- Whittington
- Coordinates: 38°11′S 144°23′E﻿ / ﻿38.18°S 144.39°E
- Population: 3,990 (2021 census)
- Postcode(s): 3219
- LGA(s): City of Greater Geelong
- State electorate(s): Geelong
- Federal division(s): Corio
Suburbs around Whittington:
| Thomson | Newcomb | Moolap |
| Thomson | Whittington | Moolap |
| Breakwater | St Albans Park | Moolap |

= Whittington, Victoria =

Whittington is a residential suburb of Geelong, Victoria, Australia, located 4 km south-east of the city centre. It is bordered by Boundary, Townsend and Coppards roads and by the former Geelong to Queenscliff railway line now known as the Bellarine Rail Trail. At the 2021 census, Whittington had a population of 3,990.

A large part of Whittington is laid out in cul-de-sacs and courts to inhibit traffic and to help create numerous neighbourhood reserves.

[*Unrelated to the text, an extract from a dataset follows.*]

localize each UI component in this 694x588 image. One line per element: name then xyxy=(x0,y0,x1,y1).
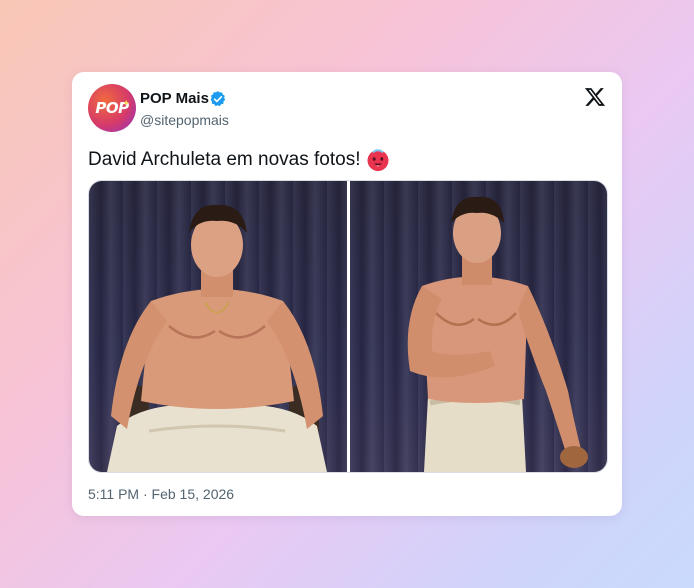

Whittington contains a shopping centre, a community centre, recreation reserves and the Whittington Primary School.

==History==
The area of Whittington was originally part of Breakwater, and was named after an early land owner, James Whittington, during the 1920s.
A Post Office of that name had been open since 1914.

==Notable people==

Damien Birkinhead – Olympic shot putter

Lee Troop – Olympic marathon runner

George Blagojevic – NBL Basketball player

==Education==
Whittington Primary School is a small Primary School located in Whittington, Victoria.